I got a little defensive thinking about this since I felt like the context of ‘deep learning as it is practiced in real life’ was clear but looking back at the original post it maybe wasn’t outlined in that way. Even so I think your reply feels disingenuous because you’re explicitly constructing adversarial examples rather than sampling functions from some space to suggest that functions with many local optima are “common.” If I start suggesting that deep learning is robust to adversarial examples I have much deeper problems.
Hm. Thinking of this in terms of the few relevant projects I’ve worked on, problems with (nominally) 10,000 parameters definitely had plenty of local minima. In retrospect it’s easy to see how. Saddles could be arbitrarily long, where many parameters basically become irrelevant depending on where you’re standing, and the only way out is effectively restarting. More generally, the parameters were very far from independent. Besides the saddles, for example, you had rough clusters of parameters where you’d want all or none but not half to be (say) small in most situations. In other words, the problem wasn’t “really” 10,000-dimensional; we just didn’t know how or where to reduce dimensionality. I wonder how common that is.
Two more thoughts: the above is probably more common in [what I intuitively think of as] “physical” problems where the parameters have some sort of geometric or causal relationship, which is maybe less meaningful for neural networks?
Also, for optimization more broadly, your constraints will give you a way to wind up with many parameters that can’t be changed to decrease your function, without requiring a massive coincidence. (The boundary of the feasible region is lower-dimensional.) Again, I guess not something deep learning has to worry about in full generality.
I don’t understand this part.
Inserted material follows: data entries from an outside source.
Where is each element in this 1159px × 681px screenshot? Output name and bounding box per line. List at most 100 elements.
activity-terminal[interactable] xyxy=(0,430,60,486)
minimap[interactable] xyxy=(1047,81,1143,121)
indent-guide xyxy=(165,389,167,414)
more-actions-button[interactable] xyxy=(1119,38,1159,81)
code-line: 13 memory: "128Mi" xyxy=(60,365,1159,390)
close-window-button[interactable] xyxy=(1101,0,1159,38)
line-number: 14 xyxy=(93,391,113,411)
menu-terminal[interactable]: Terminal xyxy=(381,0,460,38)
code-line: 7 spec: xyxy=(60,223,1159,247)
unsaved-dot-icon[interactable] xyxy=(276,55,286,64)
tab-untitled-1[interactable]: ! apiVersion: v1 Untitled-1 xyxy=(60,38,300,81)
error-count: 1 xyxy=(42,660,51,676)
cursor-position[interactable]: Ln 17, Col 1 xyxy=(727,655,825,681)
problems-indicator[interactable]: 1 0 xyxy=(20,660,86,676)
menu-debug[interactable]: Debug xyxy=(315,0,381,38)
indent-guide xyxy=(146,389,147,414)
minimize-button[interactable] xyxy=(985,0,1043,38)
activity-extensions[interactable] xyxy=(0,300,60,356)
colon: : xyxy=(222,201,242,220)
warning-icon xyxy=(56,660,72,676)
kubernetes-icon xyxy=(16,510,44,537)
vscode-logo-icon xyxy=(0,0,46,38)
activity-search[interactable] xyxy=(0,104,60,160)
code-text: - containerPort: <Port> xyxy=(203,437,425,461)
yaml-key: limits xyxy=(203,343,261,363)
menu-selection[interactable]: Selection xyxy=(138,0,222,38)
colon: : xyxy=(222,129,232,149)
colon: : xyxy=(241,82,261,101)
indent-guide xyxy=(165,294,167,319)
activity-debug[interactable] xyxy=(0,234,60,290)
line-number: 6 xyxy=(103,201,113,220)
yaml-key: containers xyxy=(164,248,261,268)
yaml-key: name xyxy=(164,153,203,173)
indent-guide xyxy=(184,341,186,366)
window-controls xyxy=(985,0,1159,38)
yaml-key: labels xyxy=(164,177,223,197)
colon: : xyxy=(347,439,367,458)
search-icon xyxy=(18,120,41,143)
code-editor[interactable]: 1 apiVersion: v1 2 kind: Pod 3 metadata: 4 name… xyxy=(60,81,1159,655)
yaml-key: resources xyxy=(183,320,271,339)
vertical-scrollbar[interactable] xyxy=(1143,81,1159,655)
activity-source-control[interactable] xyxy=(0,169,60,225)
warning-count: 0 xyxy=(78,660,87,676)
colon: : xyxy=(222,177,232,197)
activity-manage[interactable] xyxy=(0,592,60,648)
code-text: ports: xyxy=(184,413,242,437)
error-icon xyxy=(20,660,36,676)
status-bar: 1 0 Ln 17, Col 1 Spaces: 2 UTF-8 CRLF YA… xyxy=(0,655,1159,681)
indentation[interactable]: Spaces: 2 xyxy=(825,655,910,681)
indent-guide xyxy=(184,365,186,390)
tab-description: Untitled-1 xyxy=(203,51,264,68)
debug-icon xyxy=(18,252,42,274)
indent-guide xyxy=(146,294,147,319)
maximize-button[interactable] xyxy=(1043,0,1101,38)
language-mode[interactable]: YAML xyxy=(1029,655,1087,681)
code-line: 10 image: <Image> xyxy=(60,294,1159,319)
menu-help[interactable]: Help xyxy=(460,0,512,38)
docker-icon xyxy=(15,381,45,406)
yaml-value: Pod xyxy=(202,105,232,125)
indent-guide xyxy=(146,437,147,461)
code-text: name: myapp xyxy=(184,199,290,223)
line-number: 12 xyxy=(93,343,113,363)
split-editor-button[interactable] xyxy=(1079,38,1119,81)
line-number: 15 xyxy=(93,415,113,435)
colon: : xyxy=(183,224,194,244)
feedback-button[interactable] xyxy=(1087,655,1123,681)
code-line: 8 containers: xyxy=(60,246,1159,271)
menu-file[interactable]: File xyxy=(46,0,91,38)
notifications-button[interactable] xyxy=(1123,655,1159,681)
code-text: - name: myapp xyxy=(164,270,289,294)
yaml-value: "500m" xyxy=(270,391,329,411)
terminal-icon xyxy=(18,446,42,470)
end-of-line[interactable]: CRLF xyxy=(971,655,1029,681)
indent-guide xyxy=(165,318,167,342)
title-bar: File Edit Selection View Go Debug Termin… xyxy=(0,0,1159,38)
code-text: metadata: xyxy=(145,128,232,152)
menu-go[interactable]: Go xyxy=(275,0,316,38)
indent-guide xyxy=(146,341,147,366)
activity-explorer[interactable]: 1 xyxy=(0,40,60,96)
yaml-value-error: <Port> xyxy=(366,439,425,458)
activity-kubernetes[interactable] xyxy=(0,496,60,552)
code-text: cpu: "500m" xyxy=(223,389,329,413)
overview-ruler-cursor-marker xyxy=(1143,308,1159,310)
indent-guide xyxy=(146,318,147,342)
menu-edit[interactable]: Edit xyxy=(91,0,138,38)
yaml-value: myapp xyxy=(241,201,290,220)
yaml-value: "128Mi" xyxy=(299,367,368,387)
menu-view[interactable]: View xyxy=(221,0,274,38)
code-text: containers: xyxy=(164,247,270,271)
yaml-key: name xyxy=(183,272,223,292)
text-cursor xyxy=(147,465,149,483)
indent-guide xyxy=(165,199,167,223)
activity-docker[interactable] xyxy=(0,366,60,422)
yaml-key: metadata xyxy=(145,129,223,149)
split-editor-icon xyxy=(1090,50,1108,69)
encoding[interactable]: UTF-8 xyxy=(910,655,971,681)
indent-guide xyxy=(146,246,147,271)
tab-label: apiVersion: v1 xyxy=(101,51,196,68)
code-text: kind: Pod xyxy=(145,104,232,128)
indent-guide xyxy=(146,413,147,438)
Is this the probability a given point in parameter space being an optima (min or max)? Is this the probability of a point, given that it is a critical or near-critical point, being an optima?
Instead of hills or valleys, it seems like the common argument is in favor of most critical points in deep neural networks being saddle points, and a fair amount of analysis has gone into what to do about that.
This paper argues that the issue is saddle points https://arxiv.org/pdf/1406.2572.pdf but given how it’s been three years and those methods have not been widely adopted, I don’t think it’s really that much of an issue.
Most of how modern gradient descent is accomplished (e.g. momentum) tends to steamroll over a lot of these problems. Distill has a beautiful set of interactive explanations on how and why momentum affects the gradient descent process here: https://distill.pub/2017/momentum/ I’d highly recommend checking it out.
Additionally, for many deep neural network problems we explicitly don’t want the global optima! This usually corresponds to dramatically overfitting the training distribution/dataset.
I agree, the point of the digression is that a saddle point is a hill in one direction and a valley in the other.
The point is that because it’s a hill in at least one direction a small perturbation (like the change in your estimate of a cost function from one mini-batch to the next) gets you out of it so it’s not a problem.
there p is the probability that, given a near-critical point, that in a given direction that criticality is hill-like or valley-like. If any of the directions are hill-like you can roll down those directions so you need your critical points to be very valley-like. It’s a stupid computation that isn’t actually well defined (the probability I’m estimating is dumb and I’m only considering one critical point when I should be asking how many points are “near critical” and factoring that in, among other things) so don’t worry too much about it!
excellently explained! I previously had limited knowledge around all of these areas but now I undestand why it’s unlikely for deep learning to get stuck in local peaks.